The concept of Saranagati (surrender) is the essence of Visishtadvaita. Known as Prapatti or Nyaasa, it is a concept that has been extensively explained by such Acharyas as Swami Desika. In Visishtadvaita, the role of the Acharyas in Saranagati is always stressed.
And the first Acharyas are the Divya Dampati: Lord Narayana and Goddess Mahalakshmi. The Sanskrit verse beginning with the line ‘Lakshmi Naatha Samaarambaam’ says: “I offer my respects to the line of preceptors, the foremost of whom is the Divine Couple.” Narayana may be described as One who is always with Lakshmi. Next to Narayana in the Acharya line is Lakshmi. Her only concern is our well-being.
She is the embodiment of compassion, and does not know how to punish erring humans. Whatever their faults, She does not think of punishing them. Thus, if it is the Dharma of the Divine Couple to protect the world, the One who ensures that the Lord does not waver from this Dharma is Mahalakshmi, said Thandri Srinivasa Thathachariar in a discourse.

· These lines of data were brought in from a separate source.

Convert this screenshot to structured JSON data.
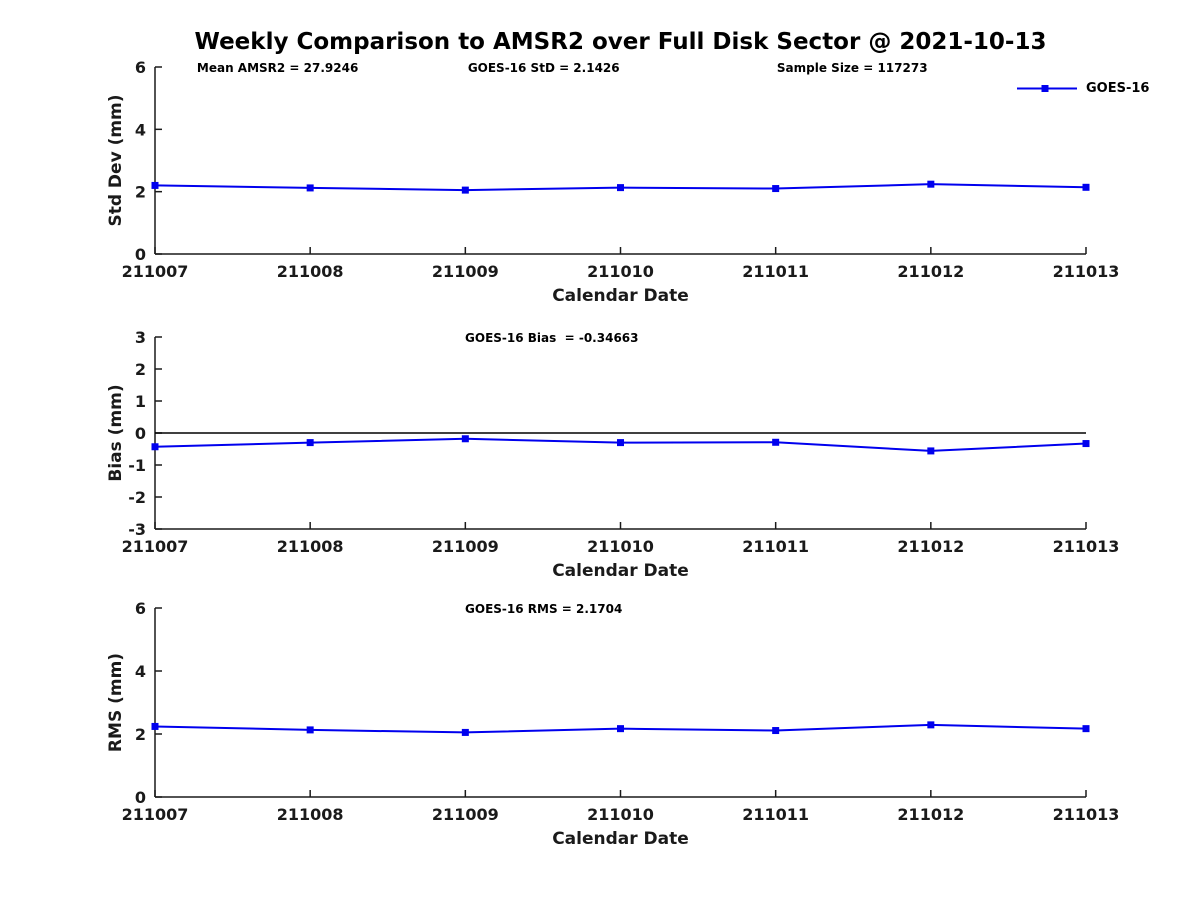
{
  "chart_data": [
    {
      "type": "line",
      "name": "std-dev",
      "title": "Weekly Comparison to AMSR2 over Full Disk Sector @ 2021-10-13",
      "annotations": [
        "Mean AMSR2 = 27.9246",
        "GOES-16 StD = 2.1426",
        "Sample Size = 117273"
      ],
      "categories": [
        "211007",
        "211008",
        "211009",
        "211010",
        "211011",
        "211012",
        "211013"
      ],
      "series": [
        {
          "name": "GOES-16",
          "color": "#0000ee",
          "marker": "square",
          "values": [
            2.2,
            2.12,
            2.05,
            2.13,
            2.1,
            2.24,
            2.14
          ]
        }
      ],
      "xlabel": "Calendar Date",
      "ylabel": "Std Dev (mm)",
      "ylim": [
        0,
        6
      ],
      "yticks": [
        0,
        2,
        4,
        6
      ],
      "grid": false,
      "zero_line": false,
      "legend": {
        "position": "top-right",
        "entries": [
          "GOES-16"
        ]
      }
    },
    {
      "type": "line",
      "name": "bias",
      "title": "",
      "annotations": [
        "GOES-16 Bias  = -0.34663"
      ],
      "categories": [
        "211007",
        "211008",
        "211009",
        "211010",
        "211011",
        "211012",
        "211013"
      ],
      "series": [
        {
          "name": "GOES-16",
          "color": "#0000ee",
          "marker": "square",
          "values": [
            -0.43,
            -0.3,
            -0.18,
            -0.3,
            -0.29,
            -0.56,
            -0.33
          ]
        }
      ],
      "xlabel": "Calendar Date",
      "ylabel": "Bias (mm)",
      "ylim": [
        -3,
        3
      ],
      "yticks": [
        3,
        2,
        1,
        0,
        -1,
        -2,
        -3
      ],
      "grid": false,
      "zero_line": true
    },
    {
      "type": "line",
      "name": "rms",
      "title": "",
      "annotations": [
        "GOES-16 RMS = 2.1704"
      ],
      "categories": [
        "211007",
        "211008",
        "211009",
        "211010",
        "211011",
        "211012",
        "211013"
      ],
      "series": [
        {
          "name": "GOES-16",
          "color": "#0000ee",
          "marker": "square",
          "values": [
            2.24,
            2.13,
            2.05,
            2.17,
            2.11,
            2.29,
            2.17
          ]
        }
      ],
      "xlabel": "Calendar Date",
      "ylabel": "RMS (mm)",
      "ylim": [
        0,
        6
      ],
      "yticks": [
        0,
        2,
        4,
        6
      ],
      "grid": false,
      "zero_line": false
    }
  ]
}
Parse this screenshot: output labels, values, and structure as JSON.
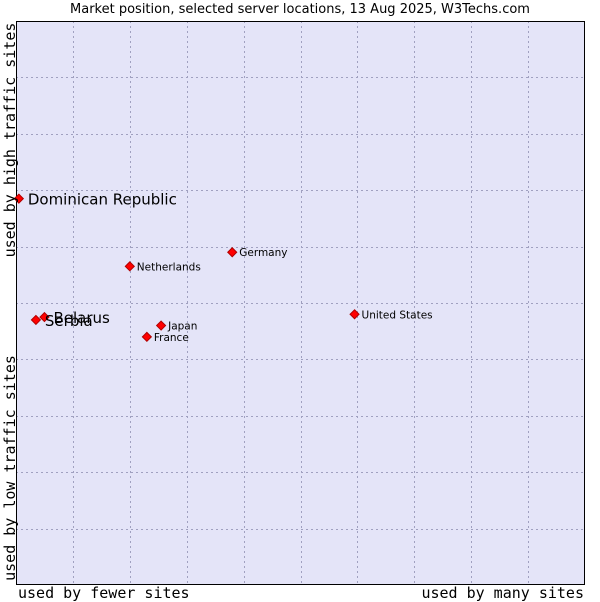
{
  "chart_data": {
    "type": "scatter",
    "title": "Market position, selected server locations, 13 Aug 2025, W3Techs.com",
    "ylabel_top": "used by high traffic sites",
    "ylabel_bottom": "used by low traffic sites",
    "xlabel_left": "used by fewer sites",
    "xlabel_right": "used by many sites",
    "xlim": [
      0,
      10
    ],
    "ylim": [
      0,
      10
    ],
    "grid": true,
    "colors": {
      "plot_background": "#e4e4f8",
      "grid": "#a0a0c0",
      "marker": "#ff0000",
      "marker_border": "#b00000"
    },
    "points": [
      {
        "name": "Dominican Republic",
        "x": 0.05,
        "y": 6.85,
        "highlight": true
      },
      {
        "name": "Germany",
        "x": 3.8,
        "y": 5.9,
        "highlight": false
      },
      {
        "name": "Netherlands",
        "x": 2.0,
        "y": 5.65,
        "highlight": false
      },
      {
        "name": "United States",
        "x": 5.95,
        "y": 4.8,
        "highlight": false
      },
      {
        "name": "Belarus",
        "x": 0.5,
        "y": 4.75,
        "highlight": true
      },
      {
        "name": "Serbia",
        "x": 0.35,
        "y": 4.7,
        "highlight": true
      },
      {
        "name": "Japan",
        "x": 2.55,
        "y": 4.6,
        "highlight": false
      },
      {
        "name": "France",
        "x": 2.3,
        "y": 4.4,
        "highlight": false
      }
    ]
  }
}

In Saranagati Deepika, Swami Desika puts explains that the Lord’s effulgence is due to Mahalakshmi being always with Him. His Sri Stuti elaborates on how Narayana and Mahalakshmi are not to be sought separately, but as a couple.
The Divya-Dampati is the Tattva; Saranya-Dampati is the Hita; and Seshi-Dampati is the Purushartha. In the Nyaasa Tilakam, Swami Desika speaks of the Divine Couple as Dampati Jagatampati: the Divine Couple who rule over all the worlds.
An example from ritual worship will help to enlighten the concept of the Divine Couple further. When a yaga is performed, ‘havis’ (oblation) is offered to Aagnavishnu.
The word Aagnavishnu can actually be split up as Agni and Vishnu, but when the oblation is offered, it is never offered separately to Agni and Vishnu, but to Aagnavishnu.
In the same way, Saranagati must be offered only to the Divine Couple, not to each independent of the other. It is Mahalakshmi who makes the Lord approachable.
Thus Narayana and His Consort are to be worshipped together for moksha.